The White House is the center of state affairs for the United States. It is also the main residence for the President and the First Lady. While the first floor is for the White House administration, the second floor is considered the official home of the President of the United States. What connects these two sections of the White House is the Grand Staircase.

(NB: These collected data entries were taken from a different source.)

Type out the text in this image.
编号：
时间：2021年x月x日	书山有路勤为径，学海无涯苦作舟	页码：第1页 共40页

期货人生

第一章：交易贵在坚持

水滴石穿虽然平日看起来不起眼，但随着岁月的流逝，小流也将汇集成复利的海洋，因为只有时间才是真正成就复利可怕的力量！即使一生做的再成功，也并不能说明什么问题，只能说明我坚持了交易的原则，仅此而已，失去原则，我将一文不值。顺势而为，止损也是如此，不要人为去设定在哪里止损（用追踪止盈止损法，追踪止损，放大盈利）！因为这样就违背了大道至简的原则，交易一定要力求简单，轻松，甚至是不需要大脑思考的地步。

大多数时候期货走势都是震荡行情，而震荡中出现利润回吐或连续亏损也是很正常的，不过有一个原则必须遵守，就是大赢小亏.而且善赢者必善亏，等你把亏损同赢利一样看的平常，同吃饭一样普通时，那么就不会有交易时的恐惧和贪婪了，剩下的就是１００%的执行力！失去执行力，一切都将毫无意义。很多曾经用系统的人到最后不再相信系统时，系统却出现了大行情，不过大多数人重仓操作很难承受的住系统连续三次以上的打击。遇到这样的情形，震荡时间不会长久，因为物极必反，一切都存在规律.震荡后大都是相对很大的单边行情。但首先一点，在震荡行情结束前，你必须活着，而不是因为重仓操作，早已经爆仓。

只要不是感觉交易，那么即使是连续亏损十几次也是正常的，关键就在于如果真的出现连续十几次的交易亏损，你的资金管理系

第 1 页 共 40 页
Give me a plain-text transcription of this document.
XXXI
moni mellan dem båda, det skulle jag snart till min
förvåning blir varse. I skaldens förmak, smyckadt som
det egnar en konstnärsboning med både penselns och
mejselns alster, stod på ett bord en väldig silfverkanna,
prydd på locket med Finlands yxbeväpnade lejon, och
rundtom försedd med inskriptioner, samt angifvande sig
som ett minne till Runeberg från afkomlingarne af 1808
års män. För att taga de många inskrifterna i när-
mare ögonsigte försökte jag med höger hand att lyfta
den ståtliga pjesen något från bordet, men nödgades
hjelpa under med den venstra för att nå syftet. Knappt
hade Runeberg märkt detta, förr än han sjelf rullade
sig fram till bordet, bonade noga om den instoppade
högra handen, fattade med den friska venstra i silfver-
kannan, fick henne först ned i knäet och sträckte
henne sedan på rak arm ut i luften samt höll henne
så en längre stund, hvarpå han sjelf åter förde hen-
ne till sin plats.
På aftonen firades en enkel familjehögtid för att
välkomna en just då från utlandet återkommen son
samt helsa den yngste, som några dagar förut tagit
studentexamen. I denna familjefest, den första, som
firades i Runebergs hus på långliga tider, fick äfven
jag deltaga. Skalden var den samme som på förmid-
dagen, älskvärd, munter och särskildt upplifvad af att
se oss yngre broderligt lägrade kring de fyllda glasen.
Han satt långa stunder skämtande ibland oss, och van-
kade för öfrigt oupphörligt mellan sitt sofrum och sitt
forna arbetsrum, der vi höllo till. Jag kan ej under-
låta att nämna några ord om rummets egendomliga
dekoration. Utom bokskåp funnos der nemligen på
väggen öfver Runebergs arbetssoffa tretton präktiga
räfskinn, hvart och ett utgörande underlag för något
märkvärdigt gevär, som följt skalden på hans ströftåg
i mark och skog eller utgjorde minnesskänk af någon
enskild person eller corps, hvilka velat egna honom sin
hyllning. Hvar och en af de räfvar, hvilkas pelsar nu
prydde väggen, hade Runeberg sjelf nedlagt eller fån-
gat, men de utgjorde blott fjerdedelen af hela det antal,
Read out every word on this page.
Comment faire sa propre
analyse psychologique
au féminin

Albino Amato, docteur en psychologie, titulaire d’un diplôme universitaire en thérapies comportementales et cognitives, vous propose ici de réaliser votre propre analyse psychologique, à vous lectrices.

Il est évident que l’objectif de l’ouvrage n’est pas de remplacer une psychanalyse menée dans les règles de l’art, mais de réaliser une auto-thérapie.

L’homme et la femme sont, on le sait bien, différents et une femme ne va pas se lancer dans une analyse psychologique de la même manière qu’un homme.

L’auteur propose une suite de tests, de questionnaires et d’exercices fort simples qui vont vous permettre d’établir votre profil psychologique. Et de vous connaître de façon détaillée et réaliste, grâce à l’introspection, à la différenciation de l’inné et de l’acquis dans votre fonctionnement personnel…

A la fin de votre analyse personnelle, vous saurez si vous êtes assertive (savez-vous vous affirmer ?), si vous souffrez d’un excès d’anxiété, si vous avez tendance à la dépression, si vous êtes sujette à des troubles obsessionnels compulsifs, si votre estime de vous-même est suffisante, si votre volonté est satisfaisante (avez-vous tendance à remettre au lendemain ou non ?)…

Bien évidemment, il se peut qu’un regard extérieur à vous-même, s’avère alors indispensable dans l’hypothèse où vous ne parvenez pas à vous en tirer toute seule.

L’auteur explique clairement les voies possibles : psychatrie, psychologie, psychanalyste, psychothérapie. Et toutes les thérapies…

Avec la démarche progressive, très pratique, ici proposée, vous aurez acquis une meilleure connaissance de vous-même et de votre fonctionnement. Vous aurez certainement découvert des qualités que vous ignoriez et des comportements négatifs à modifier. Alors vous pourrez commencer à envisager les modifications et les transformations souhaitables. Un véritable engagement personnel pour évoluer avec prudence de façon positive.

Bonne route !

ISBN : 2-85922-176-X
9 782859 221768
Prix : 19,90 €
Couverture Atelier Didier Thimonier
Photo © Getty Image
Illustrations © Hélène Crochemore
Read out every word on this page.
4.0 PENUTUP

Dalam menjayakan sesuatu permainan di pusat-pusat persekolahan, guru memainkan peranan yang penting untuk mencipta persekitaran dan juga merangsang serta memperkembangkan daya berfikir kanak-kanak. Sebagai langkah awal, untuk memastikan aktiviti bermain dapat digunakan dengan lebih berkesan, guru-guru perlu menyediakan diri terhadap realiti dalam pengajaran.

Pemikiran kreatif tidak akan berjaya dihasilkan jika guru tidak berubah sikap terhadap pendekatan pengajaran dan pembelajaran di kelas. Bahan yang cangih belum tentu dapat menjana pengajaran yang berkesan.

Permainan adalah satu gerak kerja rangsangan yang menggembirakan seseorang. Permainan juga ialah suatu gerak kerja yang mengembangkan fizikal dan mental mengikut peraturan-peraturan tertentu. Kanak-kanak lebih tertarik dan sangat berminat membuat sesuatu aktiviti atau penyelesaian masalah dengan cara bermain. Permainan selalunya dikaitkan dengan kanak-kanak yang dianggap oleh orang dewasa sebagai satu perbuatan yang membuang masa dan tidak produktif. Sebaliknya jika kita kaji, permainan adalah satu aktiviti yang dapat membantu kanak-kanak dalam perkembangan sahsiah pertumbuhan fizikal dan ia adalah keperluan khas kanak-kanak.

While the first White House architect James Hoban had initially planned for one, the Grand Staircase did not exist when the White House was first constructed in the 1790s. Benjamin Henry Latrobe, the second White House architect, placed a double run at the West End of the Cross Hall, but it wasn’t until 1902 that the Grand Staircase as we know it was constructed. At that time, President Theodore Roosevelt hired architect Charles Follen McKim to redesign the White House. McKim then removed the Latrobe staircase and placed a new Grand Staircase at the eastern end of the Cross Hall.
Truman Era Reconstruction
The structural changes made by McKim took its toll on the then-150-year-old building. Cracks were starting to form, and the ceiling began to sag. In 1948, under President Harry Truman, the White House and the Grand Staircase was reconstructed. The new version of the Grand Staircase was framed by a rectilinear archway and featured cream and taupe marble. The interior walls also displayed the seals of each of the original 13 states in addition to a plaster arch featuring an American eagle with 13 radiating arrows.
The Grand Staircase is used to connect the State Floor (or first floor) of the White House and the second floor where the President and First Lady reside. However, it is also used for ceremonial purposes, mainly when the President is hosting a foreign dignitary and they descend the steps to the Presidential Entrance March.